The whole procedure is a process of documentary obstacles, with only the most tenacious applicants being awarded the Big Prize ("Yes, another 2 years of 6 foot snow can be yours for the low, low price of your sanity!").

The first step is to apply using the visa application system on-line. Except it was written and completed by a really distracted 15 year-old who was taking his GSCE in Computing Science a year early, and forgot about the testing module. The initial screen informs you (rather optimistically) that the process may take 25 minutes to complete. It took me fours hours. For each application. A little like an original BBC text-based adventure game ("Hit troll", "What troll?" etc), it would either intermittently throw you out of the system as you had not touched the key-board for 3 seconds (this was timed, by me, sobbing very very quietly, so that the pixies couldn't hear), or, on using the drop-down list-boxes, would redirect you out to a completely random screen on the Homeland Security web-site. "Oh , yes," said one of the Brits, "It's been like that for about 12 months. When it happened to us we told our company they would have to do it for us". Unfortunately, I did not have that sort of privilege, so had to plough on. Finally, I was in the position to scan in the photos and print out all the forms we needed.

Then came the Book Your Interview challenge.

The interview could be done within the USA (but only 10% of visa renewals are awarded this way), or go out of the country (but not Mexico, as that can take upto (or at least) a month).

However, this is further limited to the fact that an interview could only be booked through the internet, and only within the next 6 weeks. At eleven o'clock at night.

Eventually, we got an interview in Halifax (the "I Love Halifax" blog will be written when I've stopped the valium).

Off we went, in our posh togs, just in case.

As it was being renovated, we had to sit on the floor in the corridor outside of the consulate. Now and then a disembodied voice would direct us to move along the line, go to the back, come to the front, present a form, wait at the coffee shop downstairs. On entering, we were then told that the hand-bag had to be taken to another building two blocks away and checked into a hotel locker; that the bottle of water had to be left at the desk (in spite of us having to wait for 3 hours); and that "Your daughter cannot bring her MP3 player in.You may not believe this - but once we had someone in and it took down all the computers and printers".

No, actually, I don't believe it - because that was the plot of a FILM!!!

And all the time, you have to be hyper-aware of your facial expression as each sneer and upwards glance will be punished by being thoroughly pushed to the back of the queue again.

We presented the papers - our forms, passports and the company 3inch petition, and were then told that the print-outs I had done at home were not a high-enough quality for the machine to read in the bar-code (even though I have seen the girl on the till actually type in the number BY HAND for the milk I buy each week - so if our local Target can do it....).

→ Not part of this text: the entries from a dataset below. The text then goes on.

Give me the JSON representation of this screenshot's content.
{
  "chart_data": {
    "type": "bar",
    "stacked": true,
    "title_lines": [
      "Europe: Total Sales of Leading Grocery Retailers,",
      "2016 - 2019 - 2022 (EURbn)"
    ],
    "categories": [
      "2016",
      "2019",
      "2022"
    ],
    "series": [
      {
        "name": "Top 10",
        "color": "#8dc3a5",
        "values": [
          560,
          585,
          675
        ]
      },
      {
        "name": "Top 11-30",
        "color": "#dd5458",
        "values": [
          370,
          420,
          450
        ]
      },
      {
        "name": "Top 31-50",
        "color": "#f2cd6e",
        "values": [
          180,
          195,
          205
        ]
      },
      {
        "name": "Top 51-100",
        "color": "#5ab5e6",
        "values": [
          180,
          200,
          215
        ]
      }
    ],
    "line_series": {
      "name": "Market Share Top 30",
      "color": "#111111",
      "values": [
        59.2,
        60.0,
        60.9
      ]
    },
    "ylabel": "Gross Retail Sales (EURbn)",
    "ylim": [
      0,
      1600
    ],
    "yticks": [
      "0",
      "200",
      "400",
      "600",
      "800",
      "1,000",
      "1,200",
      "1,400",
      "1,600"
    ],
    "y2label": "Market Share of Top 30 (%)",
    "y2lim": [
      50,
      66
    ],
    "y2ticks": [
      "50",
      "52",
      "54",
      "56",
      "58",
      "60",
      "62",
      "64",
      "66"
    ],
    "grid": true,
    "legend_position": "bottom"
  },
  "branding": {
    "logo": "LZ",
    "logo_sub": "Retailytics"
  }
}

But, no - we had to go back to the hotel, and hope that its antiquated broad-band connection (powered by weevils) would be fast enough for us to log on to the website (after firstly trying to remember the URL, and then the password (mother's grand-mother's maiden name, apparently. It didn't help that I, of course, had to make one up, and couldn't remember if it was Phyllis or Kevin). So, clutching the reprinted forms, we then ran back to the Consulate - just before the security guard locked up and took in the flag). Yes, everything's now OK, but, um, we can't possibly say when the visas will be printed. Because they are printed from Washington, you see. And we have no control over it. Come back tomorrow. And no, you can't have the phone number, you must just come round.

So we did. Twice, by which time it was Saturday, and we had to wait until the following Monday - 24 hours before we were due to fly out.

With much trepidation, we again approached the Consulate door, and whispered the magic words in tremulous voices. The door opened a crack, and the passports were slid out.  L. Frank Baum obviously based his famous story on something very similar.